Wrote recently about Cass Sunstein and the OMB form approval process.  Today is the first day people can apply for "deferred action for childhood arrivals".  From the website:
Over the past three years, this Administration has undertaken an unprecedented effort to transform the immigration enforcement system into one that focuses on public safety, border security and the integrity of the immigration system.
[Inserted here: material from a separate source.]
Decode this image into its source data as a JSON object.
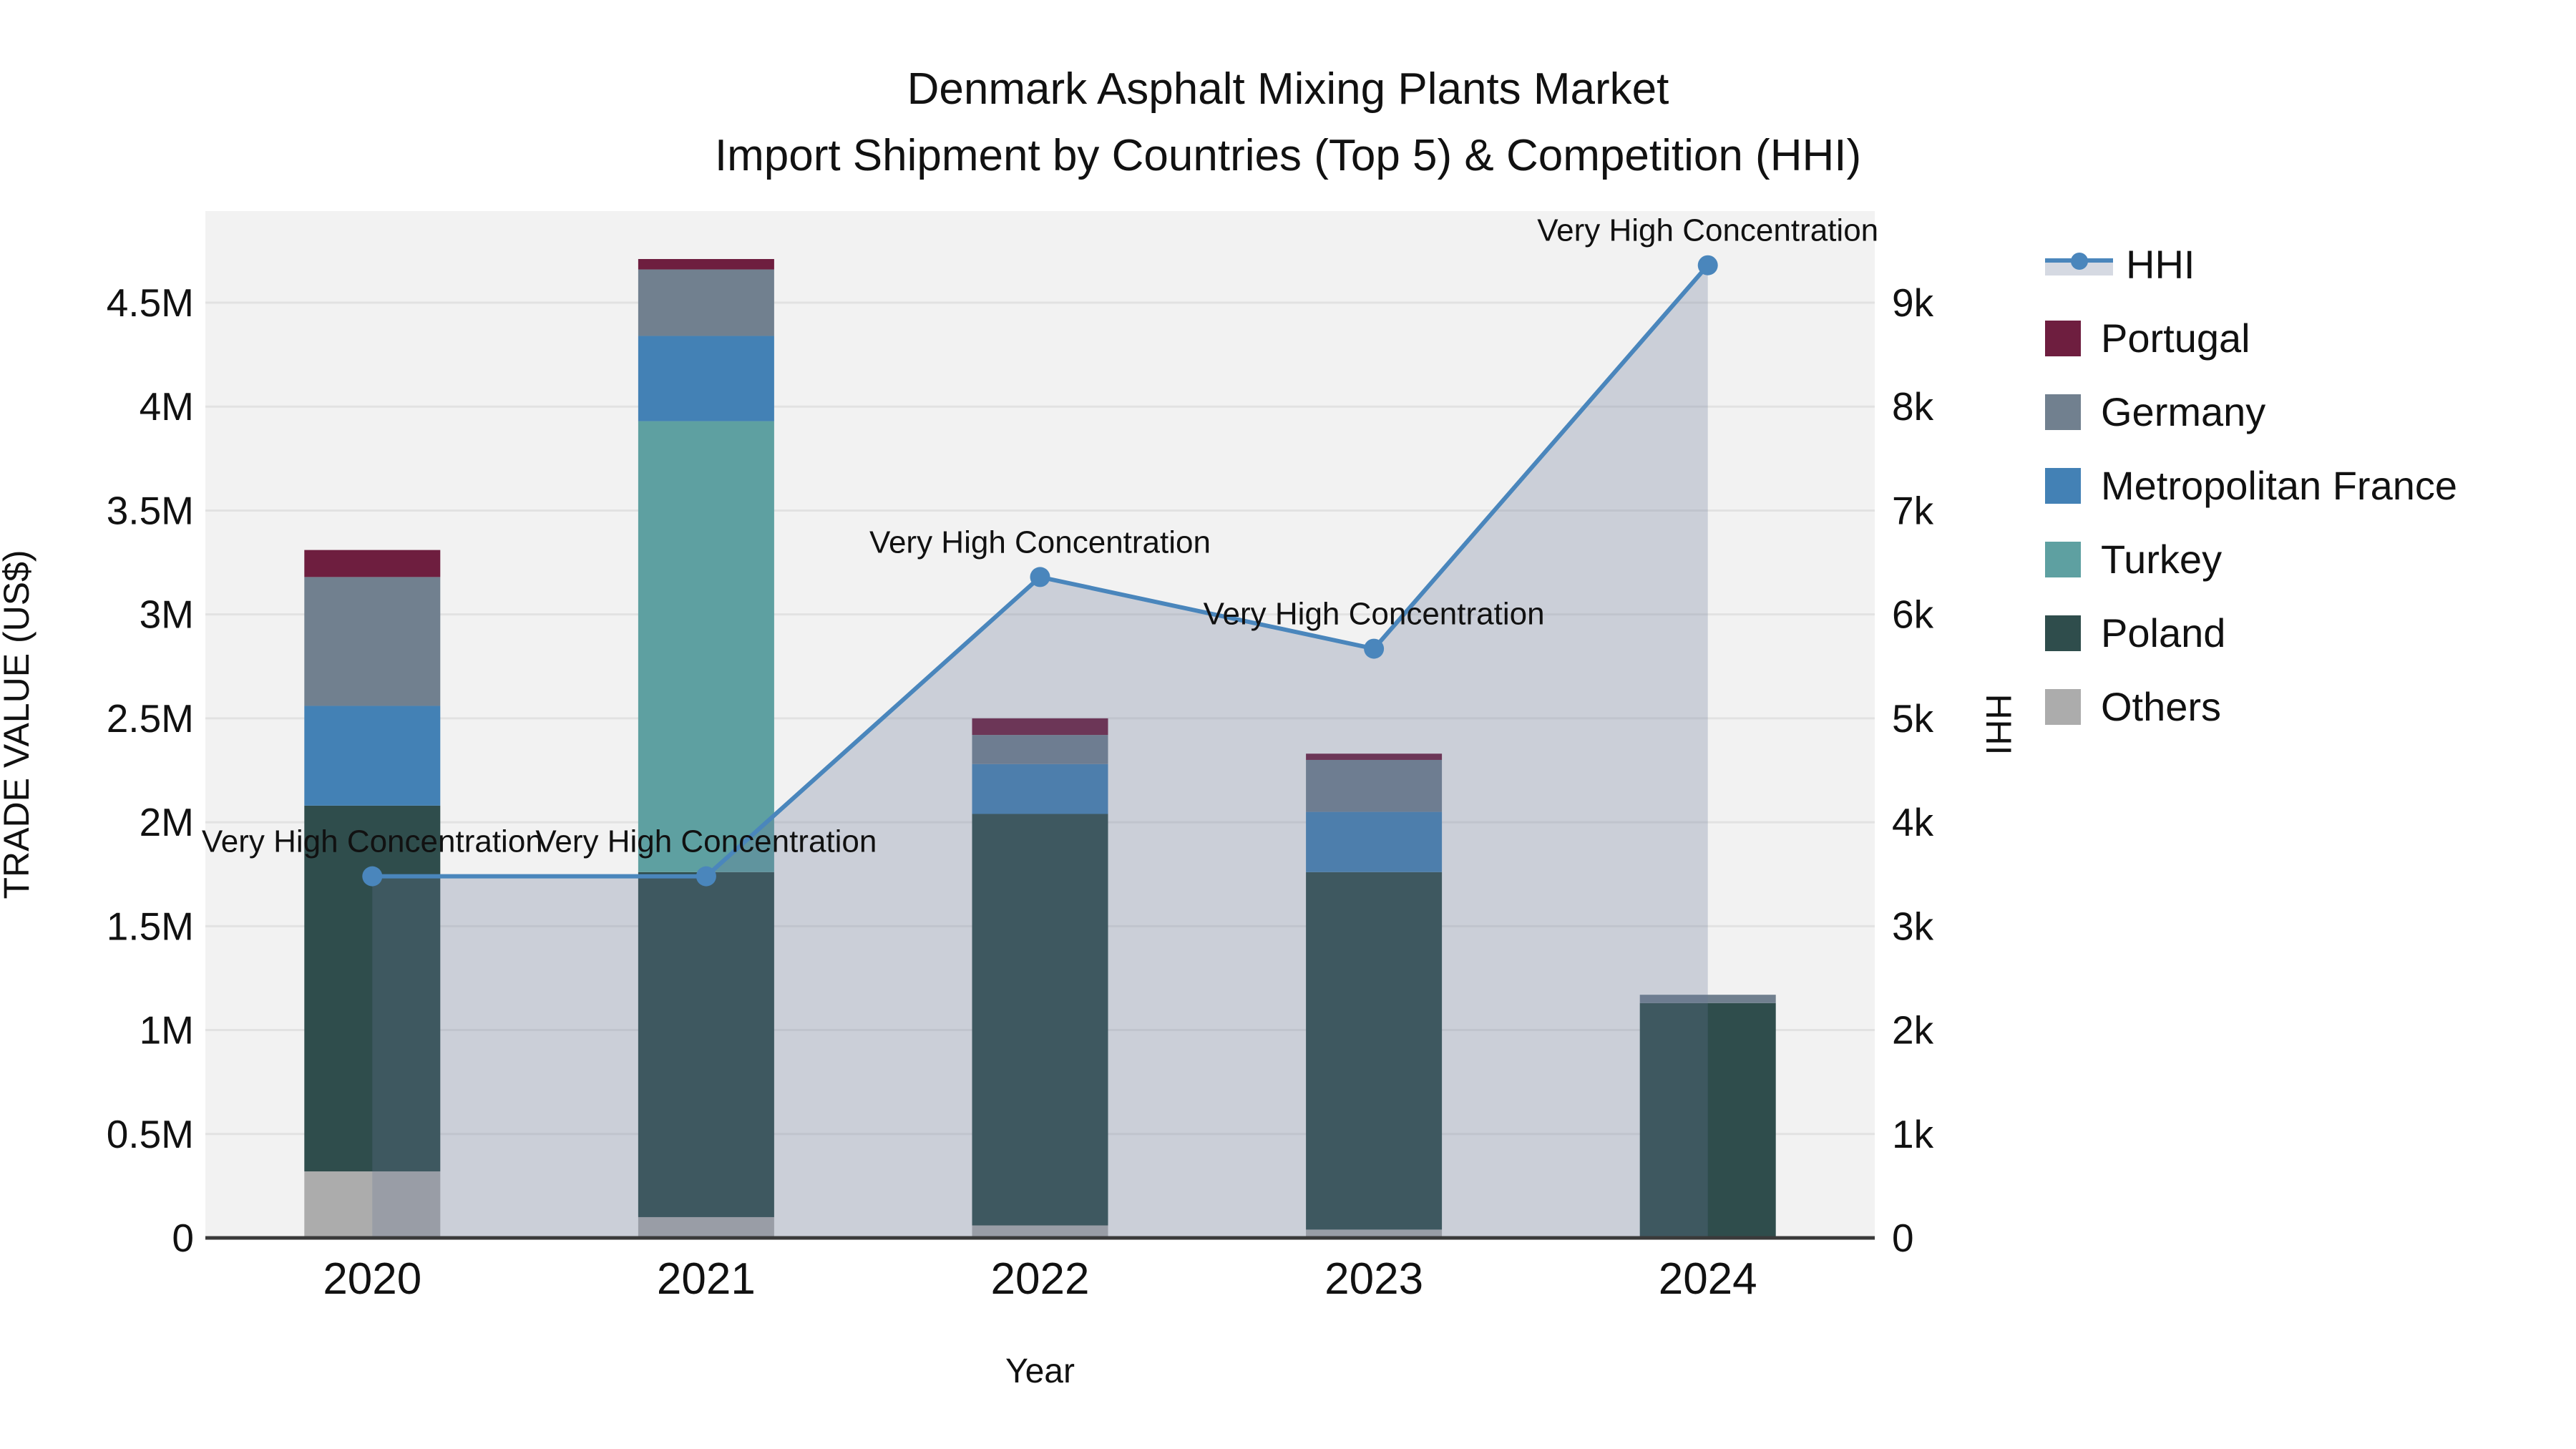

As the Department of Homeland Security (DHS) continues to focus its enforcement resources on the removal of individuals who pose a danger to national security or a risk to public safety, including individuals convicted of crimes with particular emphasis on violent criminals, felons, and repeat offenders, DHS will exercise prosecutorial discretion as appropriate to ensure that enforcement resources are not expended on low priority cases, such as individuals who came to the United States as children and meet other key guidelines.  Individuals who demonstrate that they meet the guidelines below may request consideration of deferred action for childhood arrivals for a period of two years, subject to renewal, and may be eligible for employment authorization.
Here's the application.  Note it can be filled in online, which is good, and it has an OMB clearance.  I suspect it was put together in a hurry.  I wonder about the software backing it up.  Apparently the process means: fill out online and print the form, mail the completed forms to a "lockbox" facility with the fee.  The forms are scanned to pick up the data.

A couple of nits: some of the entry blocks are blue shaded, some aren't.  The drop-down lists of state abbreviations includes "AA" and "AE", which points up the error of not including state name.  I also question whether the language on the site is clear English, but then they're anticipating criticism.
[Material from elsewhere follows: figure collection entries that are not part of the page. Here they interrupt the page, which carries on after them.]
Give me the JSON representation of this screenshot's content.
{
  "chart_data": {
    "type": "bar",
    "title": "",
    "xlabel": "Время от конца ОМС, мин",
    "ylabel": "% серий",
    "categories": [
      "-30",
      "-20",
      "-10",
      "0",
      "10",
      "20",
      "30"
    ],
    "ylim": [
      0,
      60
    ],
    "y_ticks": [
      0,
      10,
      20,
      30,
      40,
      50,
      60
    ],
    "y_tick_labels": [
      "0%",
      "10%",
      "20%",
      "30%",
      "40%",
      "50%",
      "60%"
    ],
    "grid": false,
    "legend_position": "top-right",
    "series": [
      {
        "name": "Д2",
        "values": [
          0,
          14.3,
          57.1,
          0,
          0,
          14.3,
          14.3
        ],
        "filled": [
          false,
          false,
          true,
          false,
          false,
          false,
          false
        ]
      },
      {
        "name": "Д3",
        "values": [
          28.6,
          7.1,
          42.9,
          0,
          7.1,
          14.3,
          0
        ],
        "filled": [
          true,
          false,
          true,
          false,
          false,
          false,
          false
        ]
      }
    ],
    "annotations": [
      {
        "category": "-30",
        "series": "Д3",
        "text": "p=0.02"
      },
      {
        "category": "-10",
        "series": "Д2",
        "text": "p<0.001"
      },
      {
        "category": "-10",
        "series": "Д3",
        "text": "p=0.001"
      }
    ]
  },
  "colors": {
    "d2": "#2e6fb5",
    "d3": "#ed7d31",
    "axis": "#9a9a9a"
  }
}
More seriously--I see we're still imposing our name structure on the rest of the world (first, middle, last; which doesn't work well for some of the other cultures in the world).

Returning to my previous post: this example both fits and doesn't fit.  It is a case of a new program which requires a new information collection.  But since it's the President's own priority and a key to a reelection, I'm sure Prof. Sunstein cleared it personally through OMB.  And since it's still using a hybrid process to collect data (i.e. print completed form then scan) it's an example of how backward even the Obama administration's effort at egovernment are.

Sunday, August 12, 2012

Cass Sunstein and Catch-22

Cass Sunstein is leaving as head of regulatory review for the Obama administration, but before he's out the door he's pushing the idea of making government forms simpler, by testing them through focus groups or similar processes.  That's fine and dandy, but...

What's my but?  

Most government information collections (forms) are well-established, but some are new. The memo which Sunstein's post links to, further links to earlier guidance, including a detailed Q&A put out by the Bush administration.  There we learn that you need to have OMB approval before using focus groups over 9 people in total.  So if I've got a new program which requires a new data collection and a new form, I've got to get OMB approval twice: first of the draft form, second, after I've run the draft through my focus groups of the final form.  It would make more sense to give blanket approval of focus groups without this Catch-22.  Matter of fact, changing the guidance for OMB approval of information collections to require focus group (or equivalent) testing in the documentation would be good.

But I've got another but.

Sunstein's initiative shows how stuck in the past OMB is.  He should have been leading a transition from paper-based collections to Web-based collections.  He didn't.